※この記事は映画『ゴッドファーザー』Part I & II のネタバレを含みます。
ゴッドファーザーのPart IとPart IIを続けて鑑賞すると、単なるマフィアの抗争劇ではなく、ヴィトーとマイケルという二人のドンが見せる対照と、その背後にあるアメリカの変質がくっきりと浮かび上がります。
なぜPart Iは人間臭く、Part IIは美しくも冷たいのか。二作品を貫く軸を整理します。
1. 「愛される父」と「恐れられる息子」
まず圧倒的に違うのが、組織のトップとしての在り方です。
Part Iのヴィトー・コルレオーネは、街の人々から深く慕われていました。法律が及ばない移民社会で「持ちつ持たれつ」を築き、困りごとに手を差し伸べることで信頼と権力を得ていたのです。彼はマフィアでありながら、そこには確かな体温がありました。
対してPart IIのマイケル・コルレオーネは、冷徹そのものです。彼は非常に有能ですが、部下からも、そして妻や家族からも恐れられています。父の時代にあった人間的な温かみは消え失せ、ただただ冷たい論理だけで組織を動かしていきます。
ヴィトーは愛されながら人生の幕を閉じましたが、マイケルは権力の頂点で孤独を深めていく。この対比だけで、物語の温度差が伝わってきます。
2. 「法なき時代の義理」と「法治国家の癒着」
この二人の違いは、彼らが生きた時代背景、ひいてはアメリカの法整備の状況と深く結びついています。
ヴィトーの時代、アメリカの法律や社会システムはまだ未成熟で、特に移民にとって公的な助けは期待できませんでした。だからこそ、法を破ってでもコミュニティを守るヴィトーの存在は「必要悪」であり、ある種の正義でもありました。
一方、マイケルの時代になると法整備が進み、アメリカは近代国家としての体裁を整えます。しかし皮肉なことに、マイケルはその整った法律を逆手に取ります。「合法的」にビジネスを展開すると言いながら、裏では法を盾にし、政府中枢と癒着して利権を拡大していくのです。
「法を守らないが、人の道(義理)を持っていた父」 「法を熟知し利用するが、人の道を失った息子」
この逆転現象こそが、本作の鋭い社会批評になっています。
3. 家族を守るための「兄殺し」という矛盾
この物語の最も悲劇的な点は、「ファミリー」という言葉の二重性にあります。
マイケルは常に「家族(Family)を守るため」に行動していました。マフィアとしての組織(ファミリー)を強大にしたのも、元を正せば血縁の家族を守るためだったはずです。

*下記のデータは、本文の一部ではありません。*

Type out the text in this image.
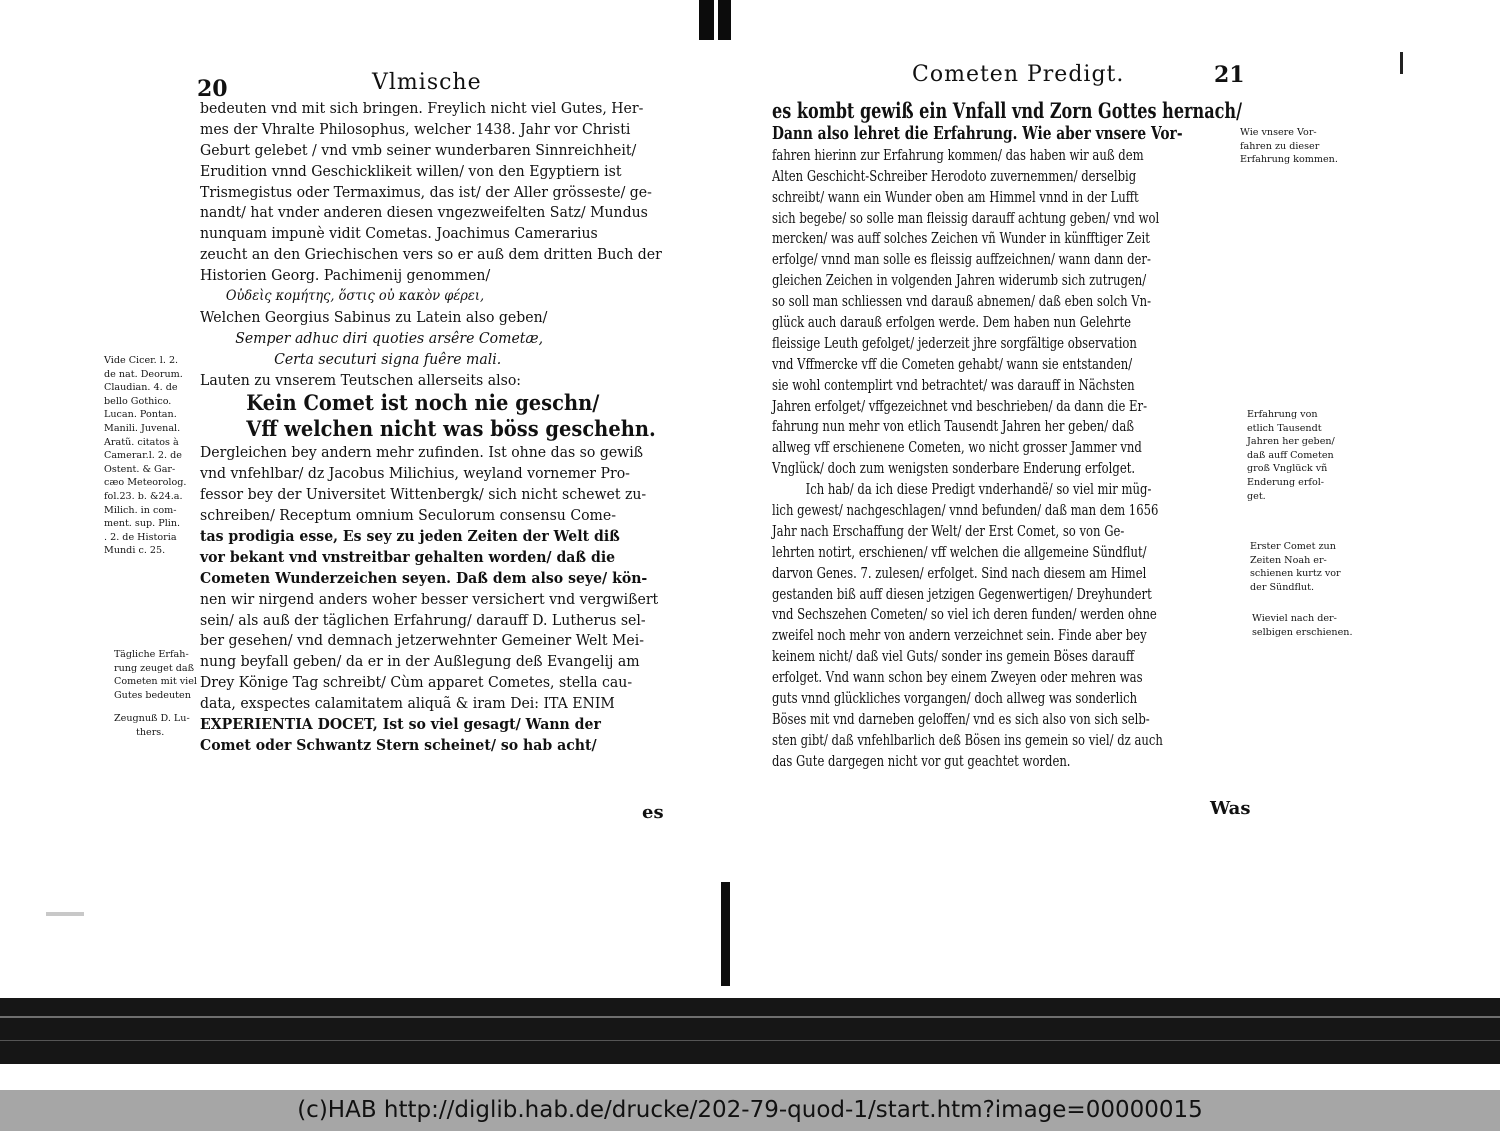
20	Vlmische
bedeuten vnd mit sich bringen. Freylich nicht viel Gutes, Her-
mes der Vhralte Philosophus, welcher 1438. Jahr vor Christi
Geburt gelebet / vnd vmb seiner wunderbaren Sinnreichheit/
Erudition vnnd Geschicklikeit willen/ von den Egyptiern ist
Trismegistus oder Termaximus, das ist/ der Aller grösseste/ ge-
nandt/ hat vnder anderen diesen vngezweifelten Satz/ Mundus
nunquam impunè vidit Cometas. Joachimus Camerarius
zeucht an den Griechischen vers so er auß dem dritten Buch der
Historien Georg. Pachimenij genommen/
Οὐδεὶς κομήτης, ὅστις οὐ κακὸν φέρει,
Welchen Georgius Sabinus zu Latein also geben/
Semper adhuc diri quoties arsêre Cometæ,
Certa secuturi signa fuêre mali.
Lauten zu vnserem Teutschen allerseits also:
Kein Comet ist noch nie geschn/
Vff welchen nicht was böss geschehn.
Dergleichen bey andern mehr zufinden. Ist ohne das so gewiß
vnd vnfehlbar/ dz Jacobus Milichius, weyland vornemer Pro-
fessor bey der Universitet Wittenbergk/ sich nicht schewet zu-
schreiben/ Receptum omnium Seculorum consensu Come-
tas prodigia esse, Es sey zu jeden Zeiten der Welt diß
vor bekant vnd vnstreitbar gehalten worden/ daß die
Cometen Wunderzeichen seyen. Daß dem also seye/ kön-
nen wir nirgend anders woher besser versichert vnd vergwißert
sein/ als auß der täglichen Erfahrung/ darauff D. Lutherus sel-
ber gesehen/ vnd demnach jetzerwehnter Gemeiner Welt Mei-
nung beyfall geben/ da er in der Außlegung deß Evangelij am
Drey Könige Tag schreibt/ Cùm apparet Cometes, stella cau-
data, exspectes calamitatem aliquã & iram Dei: ITA ENIM
EXPERIENTIA DOCET, Ist so viel gesagt/ Wann der
Comet oder Schwantz Stern scheinet/ so hab acht/
es
Vide Cicer. l. 2.
de nat. Deorum.
Claudian. 4. de
bello Gothico.
Lucan. Pontan.
Manili. Juvenal.
Aratũ. citatos à
Camerar.l. 2. de
Ostent. & Gar-
cæo Meteorolog.
fol.23. b. &24.a.
Milich. in com-
ment. sup. Plin.
. 2. de Historia
Mundi c. 25.
Tägliche Erfah-
rung zeuget daß
Cometen mit viel
Gutes bedeuten
Zeugnuß D. Lu-
thers.
Cometen Predigt.	21
es kombt gewiß ein Vnfall vnd Zorn Gottes hernach/
Dann also lehret die Erfahrung. Wie aber vnsere Vor-
fahren hierinn zur Erfahrung kommen/ das haben wir auß dem
Alten Geschicht-Schreiber Herodoto zuvernemmen/ derselbig
schreibt/ wann ein Wunder oben am Himmel vnnd in der Lufft
sich begebe/ so solle man fleissig darauff achtung geben/ vnd wol
mercken/ was auff solches Zeichen vñ Wunder in künfftiger Zeit
erfolge/ vnnd man solle es fleissig auffzeichnen/ wann dann der-
gleichen Zeichen in volgenden Jahren widerumb sich zutrugen/
so soll man schliessen vnd darauß abnemen/ daß eben solch Vn-
glück auch darauß erfolgen werde. Dem haben nun Gelehrte
fleissige Leuth gefolget/ jederzeit jhre sorgfältige observation
vnd Vffmercke vff die Cometen gehabt/ wann sie entstanden/
sie wohl contemplirt vnd betrachtet/ was darauff in Nächsten
Jahren erfolget/ vffgezeichnet vnd beschrieben/ da dann die Er-
fahrung nun mehr von etlich Tausendt Jahren her geben/ daß
allweg vff erschienene Cometen, wo nicht grosser Jammer vnd
Vnglück/ doch zum wenigsten sonderbare Enderung erfolget.
Ich hab/ da ich diese Predigt vnderhandë/ so viel mir müg-
lich gewest/ nachgeschlagen/ vnnd befunden/ daß man dem 1656
Jahr nach Erschaffung der Welt/ der Erst Comet, so von Ge-
lehrten notirt, erschienen/ vff welchen die allgemeine Sündflut/
darvon Genes. 7. zulesen/ erfolget. Sind nach diesem am Himel
gestanden biß auff diesen jetzigen Gegenwertigen/ Dreyhundert
vnd Sechszehen Cometen/ so viel ich deren funden/ werden ohne
zweifel noch mehr von andern verzeichnet sein. Finde aber bey
keinem nicht/ daß viel Guts/ sonder ins gemein Böses darauff
erfolget. Vnd wann schon bey einem Zweyen oder mehren was
guts vnnd glückliches vorgangen/ doch allweg was sonderlich
Böses mit vnd darneben geloffen/ vnd es sich also von sich selb-
sten gibt/ daß vnfehlbarlich deß Bösen ins gemein so viel/ dz auch
das Gute dargegen nicht vor gut geachtet worden.
Was
Wie vnsere Vor-
fahren zu dieser
Erfahrung kommen.
Erfahrung von
etlich Tausendt
Jahren her geben/
daß auff Cometen
groß Vnglück vñ
Enderung erfol-
get.
Erster Comet zun
Zeiten Noah er-
schienen kurtz vor
der Sündflut.
Wieviel nach der-
selbigen erschienen.
(c)HAB http://diglib.hab.de/drucke/202-79-quod-1/start.htm?image=00000015
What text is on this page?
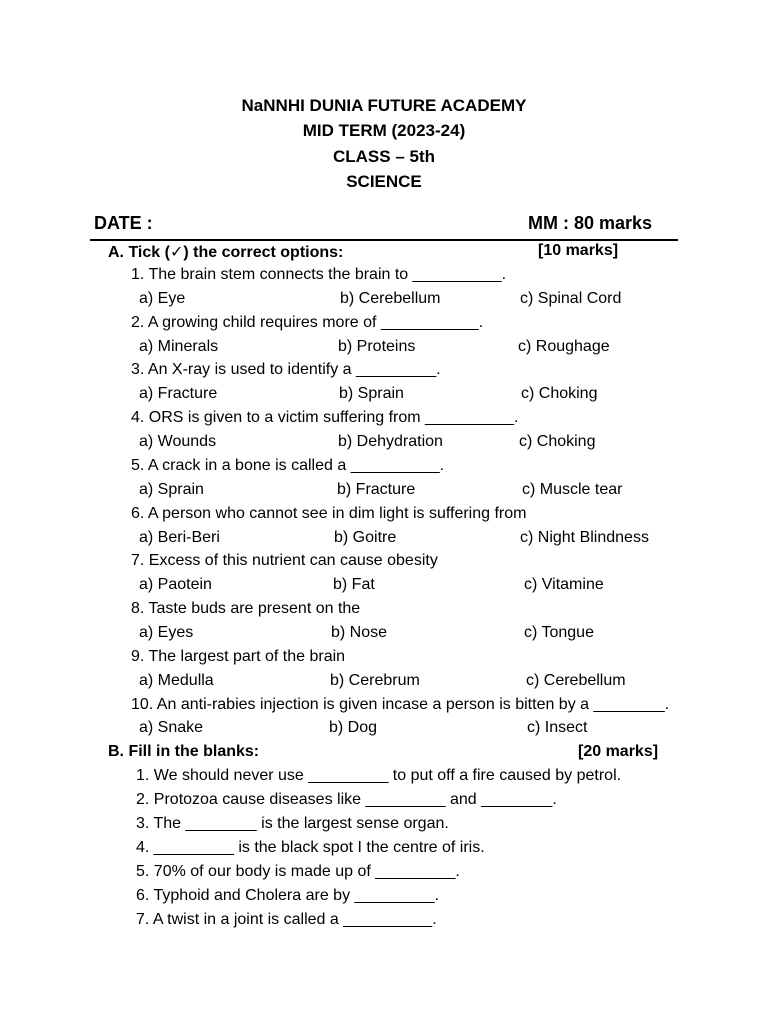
NaNNHI DUNIA FUTURE ACADEMY
MID TERM (2023-24)
CLASS – 5th
SCIENCE
DATE :	MM : 80 marks
A. Tick (✓) the correct options:	[10 marks]
1. The brain stem connects the brain to __________.
a) Eye	b) Cerebellum	c) Spinal Cord
2. A growing child requires more of ___________.
a) Minerals	b) Proteins	c) Roughage
3. An X-ray is used to identify a _________.
a) Fracture	b) Sprain	c) Choking
4. ORS is given to a victim suffering from __________.
a) Wounds	b) Dehydration	c) Choking
5. A crack in a bone is called a __________.
a) Sprain	b) Fracture	c) Muscle tear
6. A person who cannot see in dim light is suffering from
a) Beri-Beri	b) Goitre	c) Night Blindness
7. Excess of this nutrient can cause obesity
a) Paotein	b) Fat	c) Vitamine
8. Taste buds are present on the
a) Eyes	b) Nose	c) Tongue
9. The largest part of the brain
a) Medulla	b) Cerebrum	c) Cerebellum
10. An anti-rabies injection is given incase a person is bitten by a ________.
a) Snake	b) Dog	c) Insect
B. Fill in the blanks:	[20 marks]
1. We should never use _________ to put off a fire caused by petrol.
2. Protozoa cause diseases like _________ and ________.
3. The ________ is the largest sense organ.
4. _________ is the black spot I the centre of iris.
5. 70% of our body is made up of _________.
6. Typhoid and Cholera are by _________.
7. A twist in a joint is called a __________.
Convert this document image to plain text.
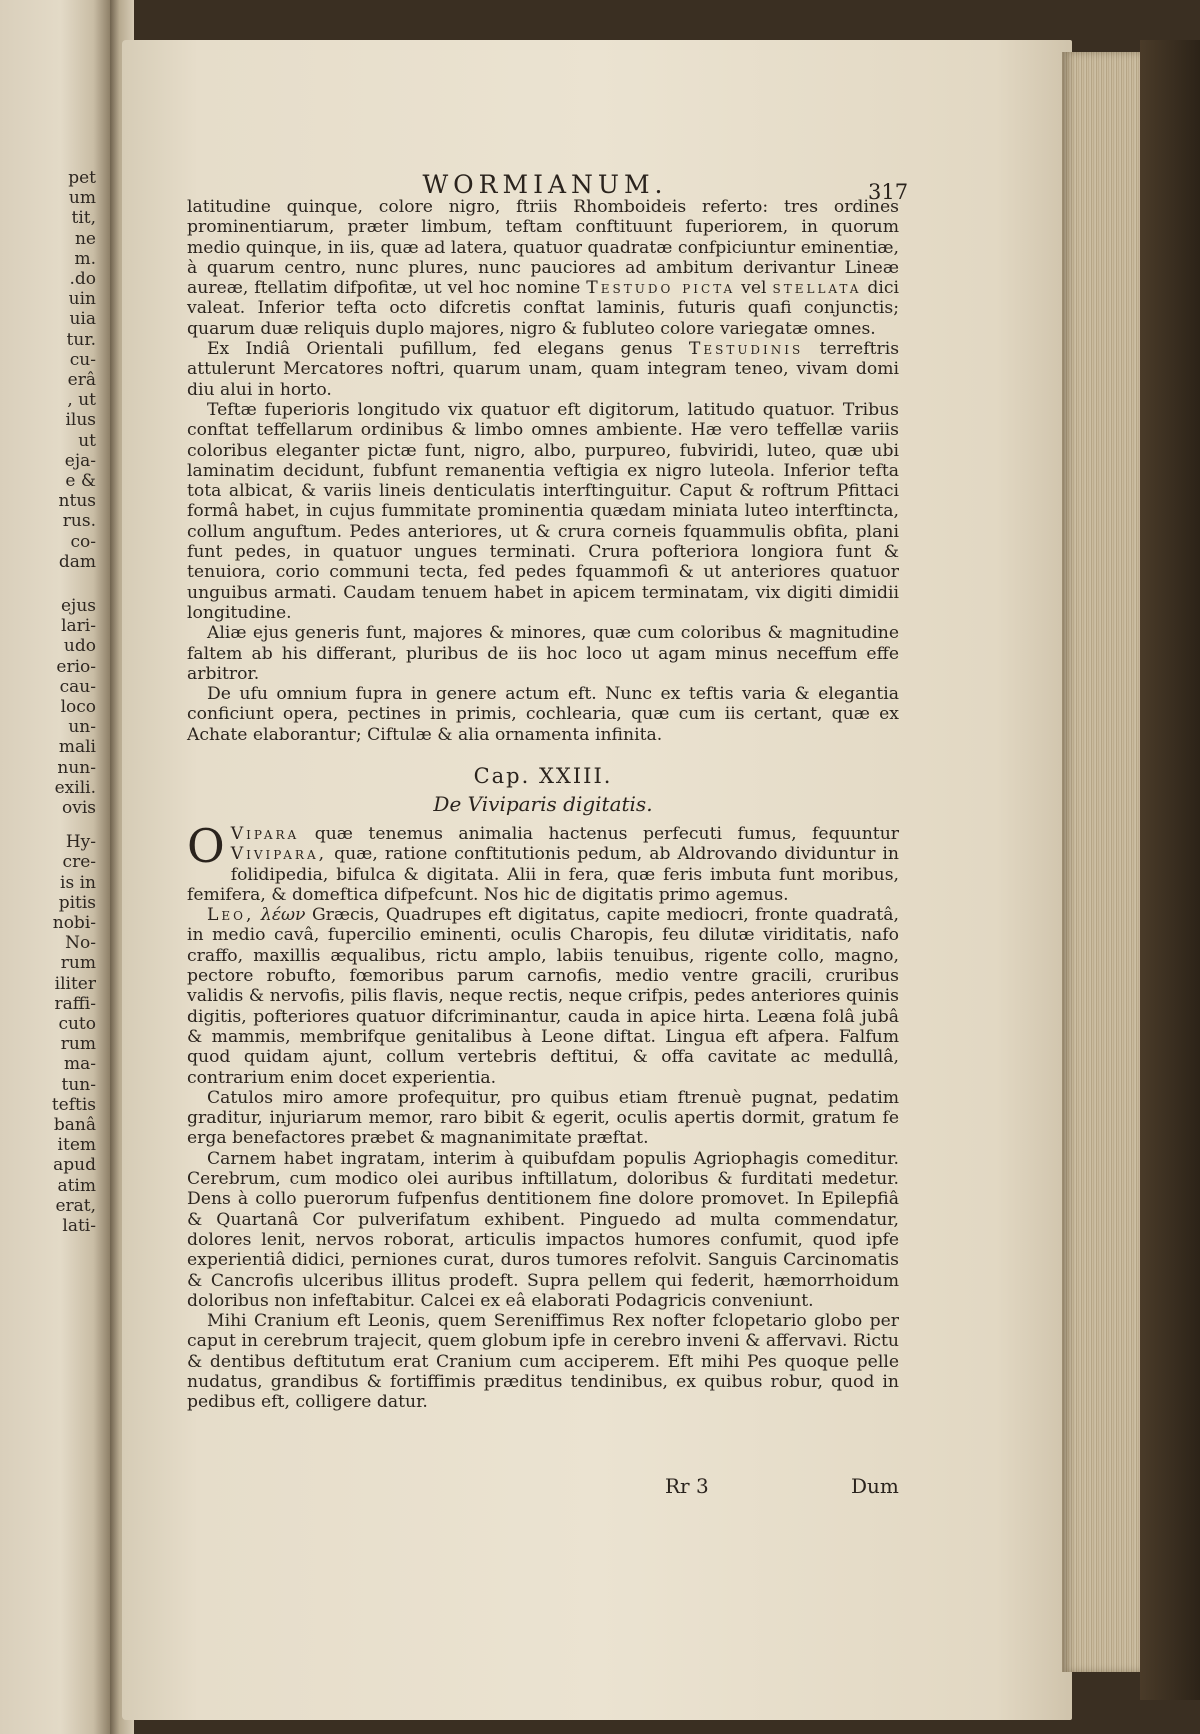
pet
um
tit,
ne
m.
.do
uin
uia
tur.
cu-
erâ
, ut
ilus
ut
eja-
e &
ntus
rus.
co-
dam
ejus
lari-
udo
erio-
cau-
loco
un-
mali
nun-
exili.
ovis
Hy-
cre-
is in
pitis
nobi-
No-
rum
iliter
raffi-
cuto
rum
ma-
tun-
teftis
banâ
item
apud
atim
erat,
lati-
WORMIANUM.	317

latitudine quinque, colore nigro, ftriis Rhomboideis referto: tres ordines prominentiarum, præter limbum, teftam conftituunt fuperiorem, in quorum medio quinque, in iis, quæ ad latera, quatuor quadratæ confpiciuntur eminentiæ, à quarum centro, nunc plures, nunc pauciores ad ambitum derivantur Lineæ aureæ, ftellatim difpofitæ, ut vel hoc nomine Testudo picta vel stellata dici valeat. Inferior tefta octo difcretis conftat laminis, futuris quafi conjunctis; quarum duæ reliquis duplo majores, nigro & fubluteo colore variegatæ omnes.

Ex Indiâ Orientali pufillum, fed elegans genus Testudinis terreftris attulerunt Mercatores noftri, quarum unam, quam integram teneo, vivam domi diu alui in horto.

Teftæ fuperioris longitudo vix quatuor eft digitorum, latitudo quatuor. Tribus conftat teffellarum ordinibus & limbo omnes ambiente. Hæ vero teffellæ variis coloribus eleganter pictæ funt, nigro, albo, purpureo, fubviridi, luteo, quæ ubi laminatim decidunt, fubfunt remanentia veftigia ex nigro luteola. Inferior tefta tota albicat, & variis lineis denticulatis interftinguitur. Caput & roftrum Pfittaci formâ habet, in cujus fummitate prominentia quædam miniata luteo interftincta, collum anguftum. Pedes anteriores, ut & crura corneis fquammulis obfita, plani funt pedes, in quatuor ungues terminati. Crura pofteriora longiora funt & tenuiora, corio communi tecta, fed pedes fquammofi & ut anteriores quatuor unguibus armati. Caudam tenuem habet in apicem terminatam, vix digiti dimidii longitudine.

Aliæ ejus generis funt, majores & minores, quæ cum coloribus & magnitudine faltem ab his differant, pluribus de iis hoc loco ut agam minus neceffum effe arbitror.

De ufu omnium fupra in genere actum eft. Nunc ex teftis varia & elegantia conficiunt opera, pectines in primis, cochlearia, quæ cum iis certant, quæ ex Achate elaborantur; Ciftulæ & alia ornamenta infinita.

Cap. XXIII.
De Viviparis digitatis.

O Vipara quæ tenemus animalia hactenus perfecuti fumus, fequuntur Vivipara, quæ, ratione conftitutionis pedum, ab Aldrovando dividuntur in folidipedia, bifulca & digitata. Alii in fera, quæ feris imbuta funt moribus, femifera, & domeftica difpefcunt. Nos hic de digitatis primo agemus.

Leo, λέων Græcis, Quadrupes eft digitatus, capite mediocri, fronte quadratâ, in medio cavâ, fupercilio eminenti, oculis Charopis, feu dilutæ viriditatis, nafo craffo, maxillis æqualibus, rictu amplo, labiis tenuibus, rigente collo, magno, pectore robufto, fœmoribus parum carnofis, medio ventre gracili, cruribus validis & nervofis, pilis flavis, neque rectis, neque crifpis, pedes anteriores quinis digitis, pofteriores quatuor difcriminantur, cauda in apice hirta. Leæna folâ jubâ & mammis, membrifque genitalibus à Leone diftat. Lingua eft afpera. Falfum quod quidam ajunt, collum vertebris deftitui, & offa cavitate ac medullâ, contrarium enim docet experientia.

Catulos miro amore profequitur, pro quibus etiam ftrenuè pugnat, pedatim graditur, injuriarum memor, raro bibit & egerit, oculis apertis dormit, gratum fe erga benefactores præbet & magnanimitate præftat.

Carnem habet ingratam, interim à quibufdam populis Agriophagis comeditur. Cerebrum, cum modico olei auribus inftillatum, doloribus & furditati medetur. Dens à collo puerorum fufpenfus dentitionem fine dolore promovet. In Epilepfiâ & Quartanâ Cor pulverifatum exhibent. Pinguedo ad multa commendatur, dolores lenit, nervos roborat, articulis impactos humores confumit, quod ipfe experientiâ didici, perniones curat, duros tumores refolvit. Sanguis Carcinomatis & Cancrofis ulceribus illitus prodeft. Supra pellem qui federit, hæmorrhoidum doloribus non infeftabitur. Calcei ex eâ elaborati Podagricis conveniunt.

Mihi Cranium eft Leonis, quem Sereniffimus Rex nofter fclopetario globo per caput in cerebrum trajecit, quem globum ipfe in cerebro inveni & affervavi. Rictu & dentibus deftitutum erat Cranium cum acciperem. Eft mihi Pes quoque pelle nudatus, grandibus & fortiffimis præditus tendinibus, ex quibus robur, quod in pedibus eft, colligere datur.

Rr 3	Dum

しかし、組織を守るという論理が強くなりすぎた結果、彼は最終的に実の兄であるフレドを殺害します。
「マフィアとしてのファミリーを守るために、血の繋がった家族を殺す」
これはヴィトーの生き方とは決定的に異なります。ヴィトーは孫と庭で遊びながら穏やかな最期を迎えましたが、マイケルは兄を殺した罪悪感と虚無を抱えて生きていくことになる。守りたかったはずのものを自らの手で壊さざるを得なかったマイケルの姿は、あまりに悲劇的です。
4. 暖色と寒色が描く「アメリカの変質」
映像演出においても、この対比は見事に表現されています。
Part I(およびPart IIの過去編)では、画面全体が暖かみのあるオレンジ色で統一されています。これは、まだ何も整っていなかったけれど、人々が助け合い、熱量を持って国を大きくした開拓時代のアメリカそのものです。
対照的に、現代のマイケルを描くシーンは青みがかった冷たい色調が多く使われています。これは、アメリカという国が成長しきり、巨大な資本主義に飲み込まれた姿を映し出しているかのようです。政治と経済が癒着し、国家としての強さを維持するために、時には自国民さえも傷つけていく冷徹なシステム。
『ゴッドファーザー』におけるコルレオーネ家の歴史は、「助け合いで成り立っていた開拓時代のアメリカ」が、「冷酷なシステムが支配する覇権国家アメリカ」へと変貌していく過程そのものを描いていたのではないでしょうか。
さいごに
Part IとIIを通して観ることで、単なるギャング映画の枠を超えた、アメリカという国の光と影、そして「力を持つこと」の虚しさを深く味わうことができます。
オレンジ色の夕陽のような温かさと、凍てつくような青い孤独。その色彩の対比の中に、コルレオーネ家の、そしてアメリカのすべてが詰まっている気がします。